I received a SCATHING white hot letter of condemnation and damnation from the neuro-ophth lady MD prior to the RT basically warning me I was going to blind the guy, ruin any potential for a surgery, and she would report me for malpractice. Of course, I treated him. His vision improvement was rather remarkable, and he was so happy with his outcome. He brought a newspaper to one visit showing me how he could read small letters he couldn't read before. I saw him for 5 years and then released him. I never heard from neuro-ophth lady, positively or negatively. The patient quit following with her about 6 months after the radiation. (His MRI went to normal, too.)

Most recently, I treated a very active farmer guy with rheumatoid arthritis and really gnarly looking and painful hands interfering with his hay baling. I treated him 3 Gy/6 fx. His improvement was remarkable too, and even visually the hands improved. The patient was most grateful and he weaned off his RA meds. His rheumatologist, per the patient, was very reluctant to credit the RT however. (I treated him for free because we could not get insurance auth for RA.)




Anna Gregor. One of the best rad oncs of which many people have never heard.
I have never met a neurosurgeon who cared abt prior xrt complicating surgery.
 
1 gbm lady. Hige, unresectable, butterfly gbm 6 years out chemo xrt ned.
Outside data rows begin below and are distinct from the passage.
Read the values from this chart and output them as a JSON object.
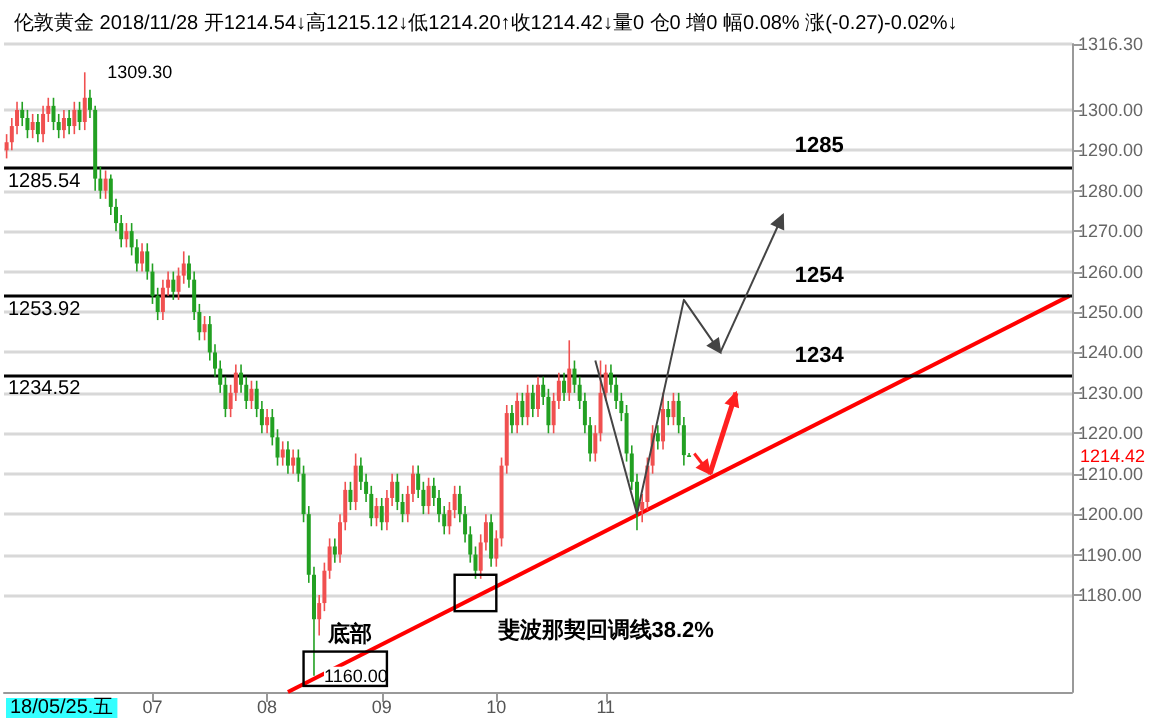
{
  "chart_data": {
    "type": "candlestick",
    "title": "伦敦黄金 2018/11/28 开1214.54↓高1215.12↓低1214.20↑收1214.42↓量0 仓0 增0 幅0.08% 涨(-0.27)-0.02%↓",
    "categories": [
      null,
      null,
      null,
      null,
      null,
      null,
      null,
      null,
      null,
      null,
      null,
      null,
      null,
      null,
      null,
      null,
      null,
      null,
      null,
      null,
      null,
      null,
      null,
      null,
      null,
      null,
      null,
      null,
      "07",
      null,
      null,
      null,
      null,
      null,
      null,
      null,
      null,
      null,
      null,
      null,
      null,
      null,
      null,
      null,
      null,
      null,
      null,
      null,
      null,
      null,
      "08",
      null,
      null,
      null,
      null,
      null,
      null,
      null,
      null,
      null,
      null,
      null,
      null,
      null,
      null,
      null,
      null,
      null,
      null,
      null,
      null,
      null,
      "09",
      null,
      null,
      null,
      null,
      null,
      null,
      null,
      null,
      null,
      null,
      null,
      null,
      null,
      null,
      null,
      null,
      null,
      null,
      null,
      null,
      null,
      "10",
      null,
      null,
      null,
      null,
      null,
      null,
      null,
      null,
      null,
      null,
      null,
      null,
      null,
      null,
      null,
      null,
      null,
      null,
      null,
      null,
      "11",
      null,
      null,
      null,
      null,
      null,
      null,
      null,
      null,
      null,
      null,
      null,
      null,
      null,
      null,
      null,
      null,
      null,
      null,
      null,
      null,
      null,
      null,
      null,
      null,
      null,
      null,
      null,
      null,
      null,
      null,
      null,
      null,
      null,
      null,
      null,
      null,
      null,
      null,
      null,
      null,
      null,
      null,
      null,
      null,
      null,
      null,
      null,
      null,
      null,
      null,
      null,
      null,
      null,
      null,
      null,
      null,
      null,
      null,
      null,
      null,
      null,
      null,
      null,
      null,
      null,
      null,
      null,
      null,
      null,
      null,
      null,
      null,
      null,
      null,
      null,
      null,
      null,
      null,
      null,
      null,
      null,
      null,
      null,
      null,
      null,
      null,
      null,
      null,
      null
    ],
    "ohlc": [
      [
        1290,
        1294,
        1288,
        1292
      ],
      [
        1292,
        1298,
        1290,
        1296
      ],
      [
        1296,
        1302,
        1294,
        1300
      ],
      [
        1300,
        1302,
        1296,
        1298
      ],
      [
        1298,
        1300,
        1293,
        1295
      ],
      [
        1295,
        1299,
        1293,
        1297
      ],
      [
        1297,
        1299,
        1292,
        1294
      ],
      [
        1294,
        1301,
        1292,
        1299
      ],
      [
        1299,
        1303,
        1297,
        1301
      ],
      [
        1301,
        1303,
        1295,
        1297
      ],
      [
        1297,
        1299,
        1293,
        1295
      ],
      [
        1295,
        1300,
        1293,
        1298
      ],
      [
        1298,
        1300,
        1294,
        1296
      ],
      [
        1296,
        1302,
        1294,
        1300
      ],
      [
        1300,
        1302,
        1295,
        1297
      ],
      [
        1297,
        1309.3,
        1295,
        1303
      ],
      [
        1303,
        1305,
        1298,
        1300
      ],
      [
        1300,
        1301,
        1280,
        1283
      ],
      [
        1283,
        1286,
        1278,
        1280
      ],
      [
        1280,
        1285,
        1278,
        1283
      ],
      [
        1283,
        1284,
        1274,
        1276
      ],
      [
        1276,
        1278,
        1270,
        1272
      ],
      [
        1272,
        1274,
        1266,
        1268
      ],
      [
        1268,
        1272,
        1266,
        1270
      ],
      [
        1270,
        1272,
        1264,
        1266
      ],
      [
        1266,
        1268,
        1260,
        1262
      ],
      [
        1262,
        1267,
        1260,
        1265
      ],
      [
        1265,
        1267,
        1258,
        1260
      ],
      [
        1260,
        1262,
        1252,
        1254
      ],
      [
        1254,
        1256,
        1248,
        1250
      ],
      [
        1250,
        1258,
        1248,
        1256
      ],
      [
        1256,
        1260,
        1254,
        1258
      ],
      [
        1258,
        1260,
        1253,
        1255
      ],
      [
        1255,
        1261,
        1253,
        1259
      ],
      [
        1259,
        1265,
        1257,
        1262
      ],
      [
        1262,
        1264,
        1256,
        1258
      ],
      [
        1258,
        1260,
        1248,
        1250
      ],
      [
        1250,
        1252,
        1243,
        1245
      ],
      [
        1245,
        1249,
        1243,
        1247
      ],
      [
        1247,
        1249,
        1238,
        1240
      ],
      [
        1240,
        1242,
        1234,
        1236
      ],
      [
        1236,
        1238,
        1230,
        1232
      ],
      [
        1232,
        1234,
        1224,
        1226
      ],
      [
        1226,
        1232,
        1224,
        1230
      ],
      [
        1230,
        1237,
        1228,
        1235
      ],
      [
        1235,
        1237,
        1230,
        1232
      ],
      [
        1232,
        1234,
        1226,
        1228
      ],
      [
        1228,
        1233,
        1226,
        1231
      ],
      [
        1231,
        1233,
        1224,
        1226
      ],
      [
        1226,
        1228,
        1220,
        1222
      ],
      [
        1222,
        1226,
        1220,
        1224
      ],
      [
        1224,
        1226,
        1217,
        1219
      ],
      [
        1219,
        1221,
        1212,
        1214
      ],
      [
        1214,
        1218,
        1212,
        1216
      ],
      [
        1216,
        1218,
        1210,
        1212
      ],
      [
        1212,
        1216,
        1210,
        1214
      ],
      [
        1214,
        1216,
        1208,
        1210
      ],
      [
        1210,
        1212,
        1198,
        1200
      ],
      [
        1200,
        1202,
        1183,
        1185
      ],
      [
        1185,
        1187,
        1160,
        1174
      ],
      [
        1174,
        1180,
        1170,
        1178
      ],
      [
        1178,
        1188,
        1176,
        1186
      ],
      [
        1186,
        1194,
        1184,
        1192
      ],
      [
        1192,
        1194,
        1188,
        1190
      ],
      [
        1190,
        1200,
        1188,
        1198
      ],
      [
        1198,
        1208,
        1196,
        1206
      ],
      [
        1206,
        1208,
        1201,
        1203
      ],
      [
        1203,
        1215,
        1201,
        1212
      ],
      [
        1212,
        1214,
        1206,
        1208
      ],
      [
        1208,
        1210,
        1203,
        1205
      ],
      [
        1205,
        1207,
        1197,
        1199
      ],
      [
        1199,
        1204,
        1197,
        1202
      ],
      [
        1202,
        1204,
        1196,
        1198
      ],
      [
        1198,
        1206,
        1196,
        1204
      ],
      [
        1204,
        1210,
        1202,
        1208
      ],
      [
        1208,
        1210,
        1201,
        1203
      ],
      [
        1203,
        1205,
        1198,
        1200
      ],
      [
        1200,
        1207,
        1198,
        1205
      ],
      [
        1205,
        1212,
        1203,
        1210
      ],
      [
        1210,
        1212,
        1204,
        1206
      ],
      [
        1206,
        1208,
        1200,
        1202
      ],
      [
        1202,
        1209,
        1200,
        1207
      ],
      [
        1207,
        1209,
        1202,
        1204
      ],
      [
        1204,
        1206,
        1198,
        1200
      ],
      [
        1200,
        1202,
        1195,
        1197
      ],
      [
        1197,
        1203,
        1195,
        1201
      ],
      [
        1201,
        1207,
        1199,
        1205
      ],
      [
        1205,
        1207,
        1198,
        1200
      ],
      [
        1200,
        1202,
        1193,
        1195
      ],
      [
        1195,
        1197,
        1188,
        1190
      ],
      [
        1190,
        1192,
        1184,
        1186
      ],
      [
        1186,
        1195,
        1184,
        1193
      ],
      [
        1193,
        1200,
        1191,
        1198
      ],
      [
        1198,
        1200,
        1187,
        1189
      ],
      [
        1189,
        1196,
        1187,
        1194
      ],
      [
        1194,
        1214,
        1192,
        1212
      ],
      [
        1212,
        1227,
        1210,
        1225
      ],
      [
        1225,
        1227,
        1220,
        1222
      ],
      [
        1222,
        1230,
        1220,
        1228
      ],
      [
        1228,
        1230,
        1222,
        1224
      ],
      [
        1224,
        1232,
        1222,
        1230
      ],
      [
        1230,
        1232,
        1224,
        1226
      ],
      [
        1226,
        1234,
        1224,
        1232
      ],
      [
        1232,
        1234,
        1227,
        1229
      ],
      [
        1229,
        1231,
        1220,
        1222
      ],
      [
        1222,
        1230,
        1220,
        1228
      ],
      [
        1228,
        1235,
        1226,
        1233
      ],
      [
        1233,
        1235,
        1228,
        1230
      ],
      [
        1230,
        1243,
        1228,
        1236
      ],
      [
        1236,
        1238,
        1230,
        1232
      ],
      [
        1232,
        1234,
        1226,
        1228
      ],
      [
        1228,
        1230,
        1220,
        1222
      ],
      [
        1222,
        1224,
        1213,
        1215
      ],
      [
        1215,
        1222,
        1213,
        1220
      ],
      [
        1220,
        1238,
        1218,
        1230
      ],
      [
        1230,
        1237,
        1228,
        1235
      ],
      [
        1235,
        1237,
        1230,
        1232
      ],
      [
        1232,
        1234,
        1226,
        1228
      ],
      [
        1228,
        1230,
        1223,
        1225
      ],
      [
        1225,
        1227,
        1213,
        1215
      ],
      [
        1215,
        1217,
        1206,
        1208
      ],
      [
        1208,
        1210,
        1196,
        1201
      ],
      [
        1201,
        1205,
        1198,
        1203
      ],
      [
        1203,
        1214,
        1201,
        1212
      ],
      [
        1212,
        1222,
        1210,
        1220
      ],
      [
        1220,
        1222,
        1216,
        1218
      ],
      [
        1218,
        1230,
        1216,
        1226
      ],
      [
        1226,
        1228,
        1222,
        1224
      ],
      [
        1224,
        1230,
        1222,
        1228
      ],
      [
        1228,
        1230,
        1220,
        1222
      ],
      [
        1222,
        1224,
        1212,
        1214.6
      ],
      [
        1214.54,
        1215.12,
        1214.2,
        1214.42
      ],
      null,
      null,
      null,
      null,
      null,
      null,
      null,
      null,
      null,
      null,
      null,
      null,
      null,
      null,
      null,
      null,
      null,
      null,
      null,
      null,
      null,
      null,
      null,
      null,
      null,
      null,
      null,
      null,
      null,
      null,
      null,
      null,
      null,
      null,
      null,
      null,
      null,
      null,
      null,
      null,
      null,
      null,
      null,
      null,
      null,
      null,
      null,
      null,
      null,
      null,
      null,
      null,
      null,
      null,
      null,
      null,
      null,
      null,
      null,
      null,
      null,
      null,
      null,
      null,
      null,
      null,
      null,
      null,
      null,
      null,
      null,
      null,
      null
    ],
    "colors": [
      "#f05050",
      "#f05050",
      "#f05050",
      "#22a022",
      "#22a022",
      "#f05050",
      "#22a022",
      "#f05050",
      "#f05050",
      "#22a022",
      "#22a022",
      "#f05050",
      "#22a022",
      "#f05050",
      "#22a022",
      "#f05050",
      "#22a022",
      "#22a022",
      "#22a022",
      "#f05050",
      "#22a022",
      "#22a022",
      "#22a022",
      "#f05050",
      "#22a022",
      "#22a022",
      "#f05050",
      "#22a022",
      "#22a022",
      "#22a022",
      "#f05050",
      "#f05050",
      "#22a022",
      "#f05050",
      "#f05050",
      "#22a022",
      "#22a022",
      "#22a022",
      "#f05050",
      "#22a022",
      "#22a022",
      "#22a022",
      "#22a022",
      "#f05050",
      "#f05050",
      "#22a022",
      "#22a022",
      "#f05050",
      "#22a022",
      "#22a022",
      "#f05050",
      "#22a022",
      "#22a022",
      "#f05050",
      "#22a022",
      "#f05050",
      "#22a022",
      "#22a022",
      "#22a022",
      "#22a022",
      "#f05050",
      "#f05050",
      "#f05050",
      "#22a022",
      "#f05050",
      "#f05050",
      "#22a022",
      "#f05050",
      "#22a022",
      "#22a022",
      "#22a022",
      "#f05050",
      "#22a022",
      "#f05050",
      "#f05050",
      "#22a022",
      "#22a022",
      "#f05050",
      "#f05050",
      "#22a022",
      "#22a022",
      "#f05050",
      "#22a022",
      "#22a022",
      "#22a022",
      "#f05050",
      "#f05050",
      "#22a022",
      "#22a022",
      "#22a022",
      "#22a022",
      "#f05050",
      "#f05050",
      "#22a022",
      "#f05050",
      "#f05050",
      "#f05050",
      "#22a022",
      "#f05050",
      "#22a022",
      "#f05050",
      "#22a022",
      "#f05050",
      "#22a022",
      "#22a022",
      "#f05050",
      "#f05050",
      "#22a022",
      "#f05050",
      "#22a022",
      "#22a022",
      "#22a022",
      "#22a022",
      "#f05050",
      "#f05050",
      "#f05050",
      "#22a022",
      "#22a022",
      "#22a022",
      "#22a022",
      "#22a022",
      "#22a022",
      "#f05050",
      "#f05050",
      "#f05050",
      "#22a022",
      "#f05050",
      "#22a022",
      "#f05050",
      "#22a022",
      "#22a022",
      "#22a022",
      null,
      null,
      null,
      null,
      null,
      null,
      null,
      null,
      null,
      null,
      null,
      null,
      null,
      null,
      null,
      null,
      null,
      null,
      null,
      null,
      null,
      null,
      null,
      null,
      null,
      null,
      null,
      null,
      null,
      null,
      null,
      null,
      null,
      null,
      null,
      null,
      null,
      null,
      null,
      null,
      null,
      null,
      null,
      null,
      null,
      null,
      null,
      null,
      null,
      null,
      null,
      null,
      null,
      null,
      null,
      null,
      null,
      null,
      null,
      null,
      null,
      null,
      null,
      null,
      null,
      null,
      null,
      null,
      null,
      null,
      null,
      null,
      null
    ],
    "series": [
      {
        "type": "line",
        "color": "#ff0000",
        "values": [
          null,
          null,
          null,
          null,
          null,
          null,
          null,
          null,
          null,
          null,
          null,
          null,
          null,
          null,
          null,
          null,
          null,
          null,
          null,
          null,
          null,
          null,
          null,
          null,
          null,
          null,
          null,
          null,
          null,
          null,
          null,
          null,
          null,
          null,
          null,
          null,
          null,
          null,
          null,
          null,
          null,
          null,
          null,
          null,
          null,
          null,
          null,
          null,
          null,
          null,
          null,
          null,
          null,
          null,
          1156,
          null,
          null,
          null,
          null,
          null,
          null,
          null,
          null,
          null,
          null,
          null,
          null,
          null,
          null,
          null,
          null,
          null,
          null,
          null,
          null,
          null,
          null,
          null,
          null,
          null,
          null,
          null,
          null,
          null,
          null,
          null,
          null,
          null,
          null,
          null,
          null,
          null,
          null,
          null,
          null,
          null,
          null,
          null,
          null,
          null,
          null,
          null,
          null,
          null,
          null,
          null,
          null,
          null,
          null,
          null,
          null,
          null,
          null,
          null,
          null,
          null,
          null,
          null,
          null,
          null,
          null,
          null,
          null,
          null,
          null,
          null,
          null,
          null,
          null,
          null,
          null,
          null,
          null,
          null,
          null,
          null,
          null,
          null,
          null,
          null,
          null,
          null,
          null,
          null,
          null,
          null,
          null,
          null,
          null,
          null,
          null,
          null,
          null,
          null,
          null,
          null,
          null,
          null,
          null,
          null,
          null,
          null,
          null,
          null,
          null,
          null,
          null,
          null,
          null,
          null,
          null,
          null,
          null,
          null,
          null,
          null,
          null,
          null,
          null,
          null,
          null,
          null,
          null,
          null,
          null,
          null,
          null,
          null,
          null,
          null,
          null,
          null,
          null,
          null,
          null,
          null,
          null,
          null,
          null,
          null,
          null,
          null,
          null,
          null,
          1254
        ]
      }
    ],
    "ylim": [
      1156,
      1316.3
    ],
    "yticks": [
      {
        "value": 1180,
        "label": "1180.00"
      },
      {
        "value": 1190,
        "label": "1190.00"
      },
      {
        "value": 1200,
        "label": "1200.00"
      },
      {
        "value": 1210,
        "label": "1210.00"
      },
      {
        "value": 1220,
        "label": "1220.00"
      },
      {
        "value": 1230,
        "label": "1230.00"
      },
      {
        "value": 1240,
        "label": "1240.00"
      },
      {
        "value": 1250,
        "label": "1250.00"
      },
      {
        "value": 1260,
        "label": "1260.00"
      },
      {
        "value": 1270,
        "label": "1270.00"
      },
      {
        "value": 1280,
        "label": "1280.00"
      },
      {
        "value": 1290,
        "label": "1290.00"
      },
      {
        "value": 1300,
        "label": "1300.00"
      },
      {
        "value": 1316.3,
        "label": "1316.30"
      }
    ],
    "grid": "y",
    "ref_lines": [
      {
        "axis": "y",
        "value": 1285.54,
        "label": "1285.54",
        "color": "#000000"
      },
      {
        "axis": "y",
        "value": 1253.92,
        "label": "1253.92",
        "color": "#000000"
      },
      {
        "axis": "y",
        "value": 1234.52,
        "label": "1234.52",
        "color": "#000000"
      }
    ],
    "annotations": [
      "1285",
      "1254",
      "1234",
      "1309.30",
      "1160.00",
      "底部",
      "斐波那契回调线38.2%",
      "1214.42",
      "18/05/25.五"
    ]
  }
}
All my other stories are widespread mets getting palliative xrt hoping to live long enough to make some graduation... ended up on some of the early immuno trials and now ned a decade later.
 
About 1994.....7 y.o. with stage 4 Hodgkins and lung mets. Failed everything including BMT. Gave TNI and whole lung radiation. I saw her last at age 12, NED and playing full court basketball at a high level. I have several other miracles, but they are all in older patients.

Used cerrobend thin lung blocks FYI...HA!